Los Mártires Enjoyados de Europa

Martires exquisitos

En muchas iglesias de Europa Central se guardan los restos de supuestos mártires, cuerpos profusamente enjoyados para mostrar su grandeza, aunque su identidad real sigue siendo un misterio.

Su historia comienza en el año 1578, cuando unos trabajadores realizaban obras en los subsuelos de Roma y se encontraron varias catacumbas llenas de esqueletos, el sueño de un arqueólogo. Inmediatamente se puso en conocimiento de las autoridades y también de la Iglesia, tras lo cual el Vaticano concluyó que se trataba de mártires de la Antigua Roma, hecho que nunca fue demostrado.
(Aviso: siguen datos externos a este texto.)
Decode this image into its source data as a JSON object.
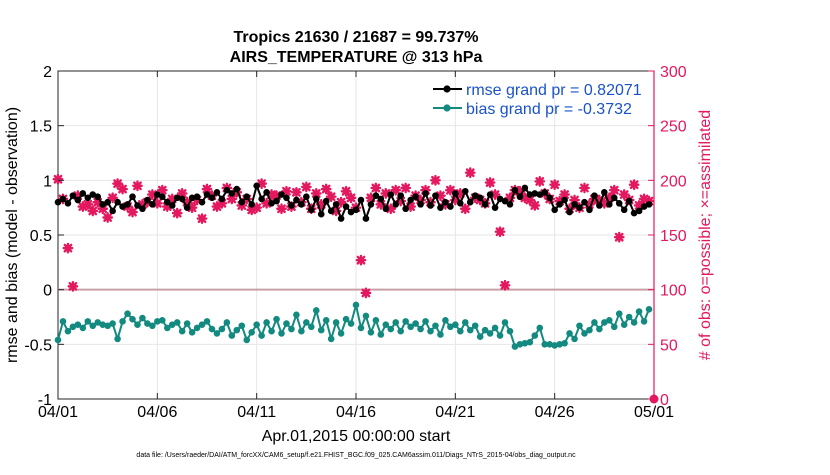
{
  "colors": {
    "rmse": "#000000",
    "bias": "#138a80",
    "obs": "#e3185f",
    "zero_line": "#c9a0a8",
    "legend_text": "#1a52c9",
    "grid": "#e6e6e6"
  },
  "chart_data": {
    "type": "line",
    "title": "Tropics 21630 / 21687 = 99.737%",
    "subtitle": "AIRS_TEMPERATURE @ 313 hPa",
    "xlabel": "Apr.01,2015 00:00:00 start",
    "ylabel": "rmse and bias (model - observation)",
    "y2label": "# of obs: o=possible; ×=assimilated",
    "footnote": "data file: /Users/raeder/DAI/ATM_forcXX/CAM6_setup/f.e21.FHIST_BGC.f09_025.CAM6assim.011/Diags_NTrS_2015-04/obs_diag_output.nc",
    "xlim": [
      0,
      30
    ],
    "ylim": [
      -1,
      2
    ],
    "y2lim": [
      0,
      300
    ],
    "x_ticks": [
      0,
      5,
      10,
      15,
      20,
      25,
      30
    ],
    "x_tick_labels": [
      "04/01",
      "04/06",
      "04/11",
      "04/16",
      "04/21",
      "04/26",
      "05/01"
    ],
    "y_ticks": [
      -1,
      -0.5,
      0,
      0.5,
      1,
      1.5,
      2
    ],
    "y_tick_labels": [
      "-1",
      "-0.5",
      "0",
      "0.5",
      "1",
      "1.5",
      "2"
    ],
    "y2_ticks": [
      0,
      50,
      100,
      150,
      200,
      250,
      300
    ],
    "y2_tick_labels": [
      "0",
      "50",
      "100",
      "150",
      "200",
      "250",
      "300"
    ],
    "legend": [
      {
        "label": "rmse grand pr = 0.82071",
        "series": "rmse"
      },
      {
        "label": "bias grand pr = -0.3732",
        "series": "bias"
      }
    ],
    "legend_position": "top-right",
    "x": [
      0.0,
      0.25,
      0.5,
      0.75,
      1.0,
      1.25,
      1.5,
      1.75,
      2.0,
      2.25,
      2.5,
      2.75,
      3.0,
      3.25,
      3.5,
      3.75,
      4.0,
      4.25,
      4.5,
      4.75,
      5.0,
      5.25,
      5.5,
      5.75,
      6.0,
      6.25,
      6.5,
      6.75,
      7.0,
      7.25,
      7.5,
      7.75,
      8.0,
      8.25,
      8.5,
      8.75,
      9.0,
      9.25,
      9.5,
      9.75,
      10.0,
      10.25,
      10.5,
      10.75,
      11.0,
      11.25,
      11.5,
      11.75,
      12.0,
      12.25,
      12.5,
      12.75,
      13.0,
      13.25,
      13.5,
      13.75,
      14.0,
      14.25,
      14.5,
      14.75,
      15.0,
      15.25,
      15.5,
      15.75,
      16.0,
      16.25,
      16.5,
      16.75,
      17.0,
      17.25,
      17.5,
      17.75,
      18.0,
      18.25,
      18.5,
      18.75,
      19.0,
      19.25,
      19.5,
      19.75,
      20.0,
      20.25,
      20.5,
      20.75,
      21.0,
      21.25,
      21.5,
      21.75,
      22.0,
      22.25,
      22.5,
      22.75,
      23.0,
      23.25,
      23.5,
      23.75,
      24.0,
      24.25,
      24.5,
      24.75,
      25.0,
      25.25,
      25.5,
      25.75,
      26.0,
      26.25,
      26.5,
      26.75,
      27.0,
      27.25,
      27.5,
      27.75,
      28.0,
      28.25,
      28.5,
      28.75,
      29.0,
      29.25,
      29.5,
      29.75
    ],
    "series": [
      {
        "name": "rmse",
        "axis": "left",
        "marker": "circle",
        "values": [
          0.8,
          0.83,
          0.79,
          0.86,
          0.82,
          0.88,
          0.84,
          0.87,
          0.85,
          0.78,
          0.8,
          0.72,
          0.8,
          0.76,
          0.78,
          0.85,
          0.77,
          0.74,
          0.82,
          0.78,
          0.87,
          0.85,
          0.8,
          0.77,
          0.84,
          0.83,
          0.75,
          0.84,
          0.85,
          0.8,
          0.87,
          0.84,
          0.89,
          0.83,
          0.91,
          0.88,
          0.92,
          0.8,
          0.85,
          0.78,
          0.95,
          0.83,
          0.89,
          0.79,
          0.81,
          0.87,
          0.84,
          0.77,
          0.82,
          0.78,
          0.85,
          0.73,
          0.83,
          0.69,
          0.81,
          0.72,
          0.78,
          0.65,
          0.76,
          0.71,
          0.73,
          0.82,
          0.65,
          0.78,
          0.86,
          0.83,
          0.74,
          0.87,
          0.78,
          0.86,
          0.74,
          0.82,
          0.85,
          0.78,
          0.88,
          0.77,
          0.86,
          0.75,
          0.8,
          0.76,
          0.88,
          0.79,
          0.9,
          0.8,
          0.86,
          0.84,
          0.78,
          0.87,
          0.75,
          0.83,
          0.81,
          0.78,
          0.91,
          0.85,
          0.93,
          0.87,
          0.88,
          0.87,
          0.89,
          0.84,
          0.73,
          0.78,
          0.82,
          0.71,
          0.78,
          0.75,
          0.8,
          0.73,
          0.86,
          0.77,
          0.89,
          0.78,
          0.84,
          0.79,
          0.73,
          0.81,
          0.7,
          0.72,
          0.76,
          0.78
        ]
      },
      {
        "name": "bias",
        "axis": "left",
        "marker": "circle",
        "values": [
          -0.46,
          -0.29,
          -0.38,
          -0.34,
          -0.32,
          -0.35,
          -0.29,
          -0.33,
          -0.3,
          -0.32,
          -0.33,
          -0.31,
          -0.45,
          -0.29,
          -0.22,
          -0.27,
          -0.32,
          -0.26,
          -0.31,
          -0.33,
          -0.29,
          -0.28,
          -0.35,
          -0.32,
          -0.3,
          -0.38,
          -0.31,
          -0.39,
          -0.35,
          -0.32,
          -0.29,
          -0.36,
          -0.4,
          -0.36,
          -0.3,
          -0.42,
          -0.37,
          -0.33,
          -0.46,
          -0.39,
          -0.32,
          -0.42,
          -0.3,
          -0.38,
          -0.27,
          -0.4,
          -0.31,
          -0.36,
          -0.23,
          -0.38,
          -0.3,
          -0.34,
          -0.19,
          -0.37,
          -0.28,
          -0.45,
          -0.3,
          -0.4,
          -0.27,
          -0.31,
          -0.14,
          -0.35,
          -0.24,
          -0.39,
          -0.28,
          -0.41,
          -0.32,
          -0.36,
          -0.3,
          -0.38,
          -0.29,
          -0.34,
          -0.31,
          -0.36,
          -0.29,
          -0.38,
          -0.33,
          -0.41,
          -0.28,
          -0.34,
          -0.32,
          -0.38,
          -0.3,
          -0.37,
          -0.33,
          -0.43,
          -0.37,
          -0.4,
          -0.35,
          -0.42,
          -0.3,
          -0.38,
          -0.52,
          -0.5,
          -0.49,
          -0.48,
          -0.42,
          -0.35,
          -0.5,
          -0.5,
          -0.51,
          -0.5,
          -0.49,
          -0.4,
          -0.45,
          -0.33,
          -0.4,
          -0.37,
          -0.3,
          -0.36,
          -0.3,
          -0.28,
          -0.34,
          -0.22,
          -0.32,
          -0.25,
          -0.3,
          -0.2,
          -0.29,
          -0.18
        ]
      },
      {
        "name": "obs_assimilated",
        "axis": "right",
        "marker": "x",
        "values": [
          201,
          183,
          138,
          103,
          186,
          176,
          178,
          172,
          180,
          174,
          166,
          184,
          197,
          192,
          176,
          171,
          195,
          178,
          180,
          187,
          179,
          191,
          176,
          183,
          170,
          188,
          180,
          175,
          182,
          165,
          192,
          186,
          176,
          179,
          193,
          183,
          189,
          177,
          183,
          173,
          175,
          197,
          179,
          187,
          186,
          174,
          190,
          176,
          189,
          180,
          194,
          174,
          188,
          178,
          192,
          185,
          172,
          180,
          190,
          184,
          175,
          127,
          97,
          184,
          193,
          178,
          188,
          174,
          191,
          181,
          193,
          176,
          186,
          182,
          191,
          180,
          200,
          186,
          178,
          191,
          182,
          188,
          174,
          207,
          184,
          182,
          179,
          198,
          187,
          153,
          104,
          184,
          191,
          190,
          184,
          182,
          177,
          199,
          188,
          183,
          196,
          181,
          187,
          174,
          182,
          175,
          193,
          178,
          183,
          182,
          179,
          184,
          191,
          148,
          187,
          182,
          196,
          177,
          183,
          181
        ]
      }
    ]
  }
}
El Vaticano también decidió que serían repartidos como reliquias sagradas en varios monasterios e iglesias de Europa central, en Alemania, Austria y Suiza, por haber sufrido la peor parte de la Reforma Protestante en la que muchos templos fueron saqueados y desposeídos de sus objetos de culto.

Cada iglesia y monasterio que recibió un mártir se encargó de adornarlo y engalanarlo de manera muy ostentosa, para ser presentado ante sus fieles como muestra del poder de la Iglesia Católica. Otro de los motivos que llevaron a elegir este tipo de adornos fue para demostrar que provenían de la Jerusalén celestial, un lugar de abundancia y lleno de joyas que se menciona en el Libro de las Revelaciones.

Martir enjoyado

Debido a que se consideraba que no todo el mundo estaba cualificado para manipular los restos de un mártir o un santo, los encargados de este trabajo fueron las monjas, que se podía llegar a prolongar hasta cinco años en algunos casos. Los materiales empleados para ello fueron el oro, las piedras preciosas, la seda y los más exquisitos tejidos, por lo que el valor de cada uno de ellos resulta muy complicado de calcular. Aunque pueda resultar extraño, cuando el Barroco dio por fin paso al Renacimiento, la mayoría de estos mártires fueron dejados de lado y algunos de ellos llegaron a quedar olvidados en almacenes, pese al increíble valor de sus joyas y ropajes.

Estos cuerpos pasaron de  ser esqueletos anónimos a ser santos y ricos mártires, sólo para ser abandonados de nuevo en el olvido, aunque lleven sobre sus restos el trabajo más impresionante y elaborado sobre huesos que se conoce. Seguramente hubieran preferido continuar con su descanso en las oscuras catacumbas debajo de Roma.